Beatrice Schumacher betrachtet die familienpolitischen Weichenstellungen der Jahre 1930 bis 1945. Sie bestätigt die in dem Band mehrfach verifizierte These der privatwirtschaftlichen Dominanz im Sozialsystem. In der Schweiz galt das Axiom, dass die Familie Privatsache sei. Dies führte nicht nur zu einer besonderen Zurückhaltung in der zentralstaatlichen Gesetzgebung, sondern festigte auch das patriarchalische Gefüge, nach dem traditionell der Vater als Alleinernährer galt. Beispielsweise wurden keine Sozialleistungen für die Kindererziehung eingeführt. Eine eher negative Bilanz zieht auch Mitherausgeber Martin Lengwiler in seinem Beitrag über die Krankenversicherung zwischen 1938 und 1949. Das Kassensystem war privatwirtschaftlich dominiert, und im Vergleich zu den 1930er Jahren wurden gesundheitspolitische Bundeskompetenzen sogar abgebaut. Das schweizerische Modell stand in starkem Kontrast zu dem anderer europäischer Staaten, die eine einheitliche Krankenversicherung oder sogar - wie in Großbritannien - ein staatliches Gesundheitssystem einführten. Eine kurzlebige Debatte um den Beverdige-Plan ebbte schon 1943 ab, so dass zentralgesetzlich nur die Einhaltung von Mindeststandards verankert wurde. Eine Volksabstimmung von 1949 lehnte eine Geringverdienern vorbehaltene nationale Tuberkuloseversicherung ab. Wie in den anderen betrachteten Bereichen blieb es bei der starken Zersplitterung und der Arbeitgeberfreundlichkeit des Sozialleistungssystems.

Der Band liefert einige Argumente zur Reevaluation des sozialstaatlichen Sonderfalls Schweiz.
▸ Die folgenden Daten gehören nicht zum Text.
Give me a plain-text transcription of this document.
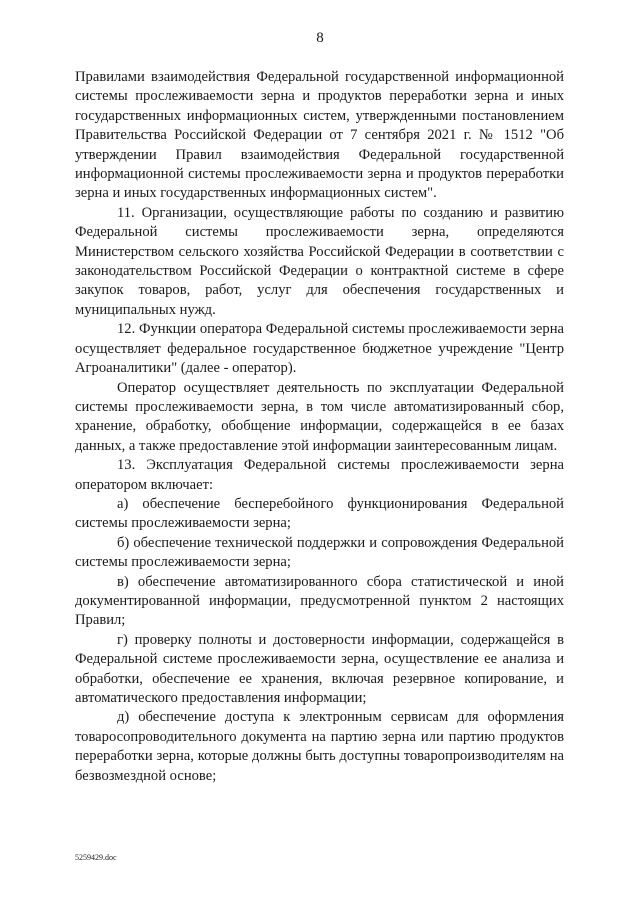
8

Правилами взаимодействия Федеральной государственной информационной системы прослеживаемости зерна и продуктов переработки зерна и иных государственных информационных систем, утвержденными постановлением Правительства Российской Федерации от 7 сентября 2021 г. № 1512 "Об утверждении Правил взаимодействия Федеральной государственной информационной системы прослеживаемости зерна и продуктов переработки зерна и иных государственных информационных систем".

11. Организации, осуществляющие работы по созданию и развитию Федеральной системы прослеживаемости зерна, определяются Министерством сельского хозяйства Российской Федерации в соответствии с законодательством Российской Федерации о контрактной системе в сфере закупок товаров, работ, услуг для обеспечения государственных и муниципальных нужд.

12. Функции оператора Федеральной системы прослеживаемости зерна осуществляет федеральное государственное бюджетное учреждение "Центр Агроаналитики" (далее - оператор).

Оператор осуществляет деятельность по эксплуатации Федеральной системы прослеживаемости зерна, в том числе автоматизированный сбор, хранение, обработку, обобщение информации, содержащейся в ее базах данных, а также предоставление этой информации заинтересованным лицам.

13. Эксплуатация Федеральной системы прослеживаемости зерна оператором включает:

а) обеспечение бесперебойного функционирования Федеральной системы прослеживаемости зерна;

б) обеспечение технической поддержки и сопровождения Федеральной системы прослеживаемости зерна;

в) обеспечение автоматизированного сбора статистической и иной документированной информации, предусмотренной пунктом 2 настоящих Правил;

г) проверку полноты и достоверности информации, содержащейся в Федеральной системе прослеживаемости зерна, осуществление ее анализа и обработки, обеспечение ее хранения, включая резервное копирование, и автоматического предоставления информации;

д) обеспечение доступа к электронным сервисам для оформления товаросопроводительного документа на партию зерна или партию продуктов переработки зерна, которые должны быть доступны товаропроизводителям на безвозмездной основе;

5259429.doc
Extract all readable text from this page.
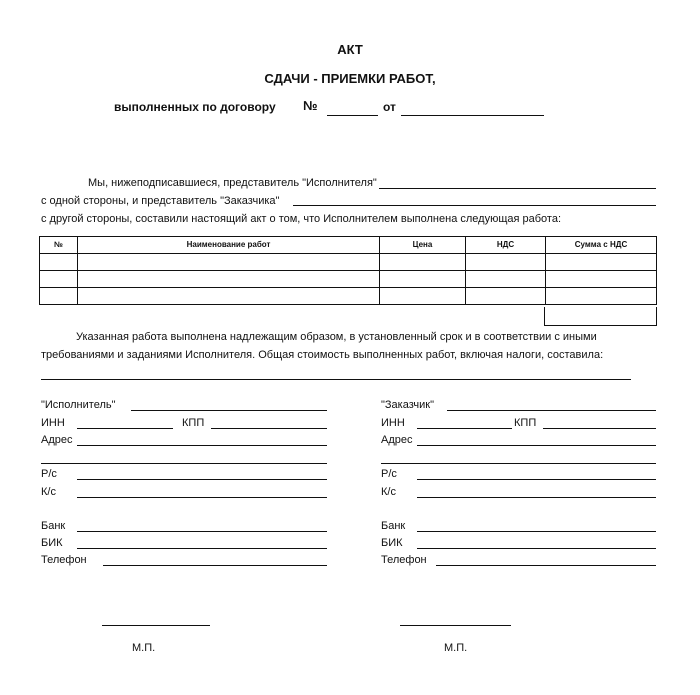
АКТ
СДАЧИ - ПРИЕМКИ РАБОТ,
выполненных по договору №	от
Мы, нижеподписавшиеся, представитель "Исполнителя"
с одной стороны, и представитель "Заказчика"
с другой стороны, составили настоящий акт о том, что Исполнителем выполнена следующая работа:
№	Наименование работ	Цена	НДС	Сумма с НДС

Указанная работа выполнена надлежащим образом, в установленный срок и в соответствии с иными
требованиями и заданиями Исполнителя. Общая стоимость выполненных работ, включая налоги, составила:
"Исполнитель"
ИНН	КПП
Адрес
Р/с
К/с
Банк
БИК
Телефон
М.П.
"Заказчик"
ИНН	КПП
Адрес
Р/с
К/с
Банк
БИК
Телефон
М.П.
Auch wenn die Gesamtsicht immer noch auf einen gebremsten Eintritt in die Ära der sozialstaatlichen Expansion deutet, gibt es Hinweise für eine Neueinordnung in das europäische Muster. Dies betrifft vor allem die Bewegungsrichtung des schweizerischen sozialstaatlichen Ausbaus, der stärker als bisher angenommen dem westeuropäischen Weg entsprach. In komparativer Perspektive lassen neuere Forschungen zu den Vergleichsländern aber auch erkennen, dass dort der Wandel keineswegs so ausgeprägt war, wie früher die Verfechter der Strukturbruchtheorie - mit dem Bild der „Stunde Null“ im Jahr 1945 - erklärten.